Not surprisingly, however, the IoB does raise some ethical, social, and security-related concerns:

      • No clear rules for data privacy — Who owns a users’ data? Who governs how this data is kept private? What about aggregated and analyzed user data? Does that belong to the organization? What happens if these user datasets are sold or shared?
      • Ethical issues — Is it ethical to collect users’ data and actions and then use this data to influence their behavior?
      • Data accuracy — How is data gathered and used, particularly at such large scales? The IoB is only as good at the data it has been fed; and with so much data coming in, is it reasonable to consider how that data is collected and whether it honestly and accurately reflects the user?
      • Higher value targets — As user data gets more detailed, it becomes a more lucrative target for theft by cyber-criminals going after an organization’s data.
      • Targeted and effective phishing — As IoB encompasses more users, those users will be increasingly targeted by scammers through phishing attempts. Scammers can take highly detailed IoB data and develop highly sophisticated and more effective phishing attacks.
      • Limited security — Often, most internet-connected devices used to collect user data have limited security protections with simple passwords and are not frequently patched and updated. This makes them a weak link for cyber-attacks that put an organization’s IoB efforts and users’ data at constant risk.
      • Behavioral analysis is not 100% accurate — Behavior analysis can only show so much, and it may fall short of providing a true understanding of the meaning and context of a person’s life and online actions.
      • Difficult user opt-out — Today, a user can opt-out of an organization’s data collection effort. What happens when that data is more deeply embedded in complex aggregated datasets?

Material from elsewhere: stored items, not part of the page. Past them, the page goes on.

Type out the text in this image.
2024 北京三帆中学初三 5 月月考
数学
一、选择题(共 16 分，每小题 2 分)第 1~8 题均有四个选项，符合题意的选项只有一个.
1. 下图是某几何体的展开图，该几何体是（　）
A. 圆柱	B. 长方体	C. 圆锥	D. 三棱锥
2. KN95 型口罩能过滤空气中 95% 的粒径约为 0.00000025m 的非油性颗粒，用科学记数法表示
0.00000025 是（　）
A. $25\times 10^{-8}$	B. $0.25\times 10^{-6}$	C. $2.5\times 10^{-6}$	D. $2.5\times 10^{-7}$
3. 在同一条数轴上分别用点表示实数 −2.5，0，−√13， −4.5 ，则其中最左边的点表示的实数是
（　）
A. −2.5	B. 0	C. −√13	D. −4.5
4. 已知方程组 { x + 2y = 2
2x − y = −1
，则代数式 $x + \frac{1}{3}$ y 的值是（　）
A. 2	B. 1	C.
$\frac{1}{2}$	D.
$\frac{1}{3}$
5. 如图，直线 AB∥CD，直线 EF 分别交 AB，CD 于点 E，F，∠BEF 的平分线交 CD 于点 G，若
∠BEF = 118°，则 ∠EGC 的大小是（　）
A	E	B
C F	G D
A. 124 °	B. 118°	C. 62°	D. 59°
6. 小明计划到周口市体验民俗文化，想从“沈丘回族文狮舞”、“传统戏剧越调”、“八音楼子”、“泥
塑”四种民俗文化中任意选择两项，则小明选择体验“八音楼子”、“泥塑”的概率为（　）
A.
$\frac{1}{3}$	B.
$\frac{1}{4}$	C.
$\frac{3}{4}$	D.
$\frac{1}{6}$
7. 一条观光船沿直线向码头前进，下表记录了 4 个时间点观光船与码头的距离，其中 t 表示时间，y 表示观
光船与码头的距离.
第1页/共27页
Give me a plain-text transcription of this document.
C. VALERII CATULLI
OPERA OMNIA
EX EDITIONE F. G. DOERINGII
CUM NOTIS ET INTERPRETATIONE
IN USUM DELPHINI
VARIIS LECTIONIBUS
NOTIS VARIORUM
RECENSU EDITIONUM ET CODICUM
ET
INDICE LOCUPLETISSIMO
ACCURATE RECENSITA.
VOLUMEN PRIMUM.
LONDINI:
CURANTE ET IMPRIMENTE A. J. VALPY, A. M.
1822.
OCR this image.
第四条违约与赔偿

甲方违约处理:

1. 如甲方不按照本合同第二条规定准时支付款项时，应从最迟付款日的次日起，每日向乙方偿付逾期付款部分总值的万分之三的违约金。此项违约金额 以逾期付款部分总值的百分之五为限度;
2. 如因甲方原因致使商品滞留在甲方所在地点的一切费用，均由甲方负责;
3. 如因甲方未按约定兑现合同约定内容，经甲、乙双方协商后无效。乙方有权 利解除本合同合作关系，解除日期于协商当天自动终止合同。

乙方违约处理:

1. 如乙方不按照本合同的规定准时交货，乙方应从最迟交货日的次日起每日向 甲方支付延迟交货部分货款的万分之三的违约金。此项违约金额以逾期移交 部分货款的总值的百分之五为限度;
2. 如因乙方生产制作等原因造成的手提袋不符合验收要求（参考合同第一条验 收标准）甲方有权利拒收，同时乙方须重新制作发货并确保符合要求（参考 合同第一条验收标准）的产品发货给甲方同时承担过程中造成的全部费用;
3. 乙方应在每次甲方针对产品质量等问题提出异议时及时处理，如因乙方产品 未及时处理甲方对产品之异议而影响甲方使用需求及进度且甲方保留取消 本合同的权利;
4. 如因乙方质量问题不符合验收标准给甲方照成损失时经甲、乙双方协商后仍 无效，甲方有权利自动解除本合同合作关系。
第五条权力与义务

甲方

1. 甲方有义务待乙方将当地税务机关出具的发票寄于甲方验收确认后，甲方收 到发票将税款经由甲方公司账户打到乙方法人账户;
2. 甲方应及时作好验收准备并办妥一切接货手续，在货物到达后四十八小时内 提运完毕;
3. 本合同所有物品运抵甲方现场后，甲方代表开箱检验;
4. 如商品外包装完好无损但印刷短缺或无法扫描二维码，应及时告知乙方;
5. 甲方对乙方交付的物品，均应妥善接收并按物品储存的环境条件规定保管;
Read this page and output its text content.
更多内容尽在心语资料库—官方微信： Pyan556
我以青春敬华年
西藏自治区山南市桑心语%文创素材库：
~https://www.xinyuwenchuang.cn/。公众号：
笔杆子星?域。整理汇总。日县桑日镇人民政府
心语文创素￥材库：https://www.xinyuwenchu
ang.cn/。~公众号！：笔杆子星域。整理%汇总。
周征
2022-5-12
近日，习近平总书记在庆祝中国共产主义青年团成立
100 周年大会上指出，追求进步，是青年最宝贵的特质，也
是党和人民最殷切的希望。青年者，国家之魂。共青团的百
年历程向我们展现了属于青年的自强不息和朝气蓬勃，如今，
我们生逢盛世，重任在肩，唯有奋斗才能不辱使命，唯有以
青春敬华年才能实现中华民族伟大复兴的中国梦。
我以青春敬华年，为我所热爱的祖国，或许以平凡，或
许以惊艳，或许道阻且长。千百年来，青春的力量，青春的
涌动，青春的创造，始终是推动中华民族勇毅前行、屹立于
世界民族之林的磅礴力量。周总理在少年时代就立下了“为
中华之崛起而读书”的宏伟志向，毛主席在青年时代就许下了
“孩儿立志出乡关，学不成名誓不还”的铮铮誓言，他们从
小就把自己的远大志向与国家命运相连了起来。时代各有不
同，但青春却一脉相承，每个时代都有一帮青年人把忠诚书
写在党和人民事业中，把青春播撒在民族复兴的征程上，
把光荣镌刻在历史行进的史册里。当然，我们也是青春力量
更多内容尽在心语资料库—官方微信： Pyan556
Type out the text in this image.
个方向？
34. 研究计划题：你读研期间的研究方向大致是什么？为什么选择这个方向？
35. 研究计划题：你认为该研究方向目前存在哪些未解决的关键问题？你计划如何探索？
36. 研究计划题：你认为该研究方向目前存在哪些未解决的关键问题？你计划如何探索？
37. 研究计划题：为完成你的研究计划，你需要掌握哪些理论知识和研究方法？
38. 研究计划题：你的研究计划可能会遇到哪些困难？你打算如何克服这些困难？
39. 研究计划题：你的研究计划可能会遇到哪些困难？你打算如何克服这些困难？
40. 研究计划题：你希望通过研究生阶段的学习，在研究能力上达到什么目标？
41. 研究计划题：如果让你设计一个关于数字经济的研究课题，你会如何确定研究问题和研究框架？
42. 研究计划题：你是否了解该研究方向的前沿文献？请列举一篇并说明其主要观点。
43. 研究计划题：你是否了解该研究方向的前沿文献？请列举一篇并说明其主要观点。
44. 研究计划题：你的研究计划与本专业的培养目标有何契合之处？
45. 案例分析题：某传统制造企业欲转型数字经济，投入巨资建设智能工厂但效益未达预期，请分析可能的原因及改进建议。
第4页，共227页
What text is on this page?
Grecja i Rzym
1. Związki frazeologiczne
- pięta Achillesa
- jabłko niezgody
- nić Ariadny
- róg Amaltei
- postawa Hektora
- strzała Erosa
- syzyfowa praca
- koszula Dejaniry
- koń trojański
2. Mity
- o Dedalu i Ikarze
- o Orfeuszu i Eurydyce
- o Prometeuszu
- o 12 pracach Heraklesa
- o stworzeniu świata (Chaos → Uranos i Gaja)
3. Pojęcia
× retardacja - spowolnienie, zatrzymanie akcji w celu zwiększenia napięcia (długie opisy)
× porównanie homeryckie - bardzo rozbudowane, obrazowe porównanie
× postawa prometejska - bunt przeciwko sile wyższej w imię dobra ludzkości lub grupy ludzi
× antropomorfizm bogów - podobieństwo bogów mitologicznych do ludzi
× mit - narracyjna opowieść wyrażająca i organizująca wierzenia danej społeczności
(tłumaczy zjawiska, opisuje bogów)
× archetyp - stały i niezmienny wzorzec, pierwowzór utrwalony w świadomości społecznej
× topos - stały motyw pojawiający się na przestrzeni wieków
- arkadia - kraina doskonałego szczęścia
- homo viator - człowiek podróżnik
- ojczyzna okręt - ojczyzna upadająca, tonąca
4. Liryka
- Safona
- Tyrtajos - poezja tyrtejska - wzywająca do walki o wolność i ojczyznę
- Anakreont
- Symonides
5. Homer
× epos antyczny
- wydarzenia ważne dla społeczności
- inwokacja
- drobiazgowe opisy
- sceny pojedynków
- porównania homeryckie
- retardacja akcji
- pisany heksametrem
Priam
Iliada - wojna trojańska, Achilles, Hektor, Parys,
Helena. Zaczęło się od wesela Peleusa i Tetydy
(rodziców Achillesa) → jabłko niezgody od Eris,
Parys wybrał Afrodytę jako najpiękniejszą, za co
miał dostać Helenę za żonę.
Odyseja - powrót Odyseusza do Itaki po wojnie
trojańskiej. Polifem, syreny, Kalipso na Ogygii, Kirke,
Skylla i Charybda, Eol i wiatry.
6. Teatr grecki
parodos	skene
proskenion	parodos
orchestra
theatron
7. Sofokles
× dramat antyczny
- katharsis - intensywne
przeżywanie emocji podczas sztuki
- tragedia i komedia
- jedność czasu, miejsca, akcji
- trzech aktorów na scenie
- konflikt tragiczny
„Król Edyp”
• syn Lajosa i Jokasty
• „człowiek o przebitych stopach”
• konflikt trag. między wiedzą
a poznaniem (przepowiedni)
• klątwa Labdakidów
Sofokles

Is it possible to opt-out?
      • Loss of trust — While it may be legal to collect and analyze user data, will users see the influencing of their behavior as creepy, intrusive, and going too far? How will this impact public perception of the organization?
      • The user must get real value — If a user wants to share some data with one organization, can that information be shared? For example, an automobile driver may want to share their speed and location with their insurance company to get lower rates. However, the same driver may object to sharing the same information with law enforcement. If a user surrenders their data to the IoB, they must get tangible benefits in return, or they will reject participation.

The IoB may still be in its infancy, but it is growing quickly as organizations embrace this new technology. Gartner estimates that by 2023 more than 40% of the global population will be tracked by IoB in order to influence behavior. That means it is likely that IoB will soon become part of the background noise of how business is conducted on the internet.

Without a doubt, the IoB confers some substantial advantages, but organizations that do choose to use IoB must work to secure increasingly sensitive data about users. It is also critical for governments to set clear boundaries on how the IoB is used and how user privacy can be protected. Given how fast the technology is growing, data protection laws will undoubtedly struggle to keep pace.

On a positive note, if the IoB is used effectively, it could potentially lead to a better understanding and anticipation of what a user needs or what a client wants. It has the potential to provide a more enhanced and effective channel of communications between organizations and their users or clients.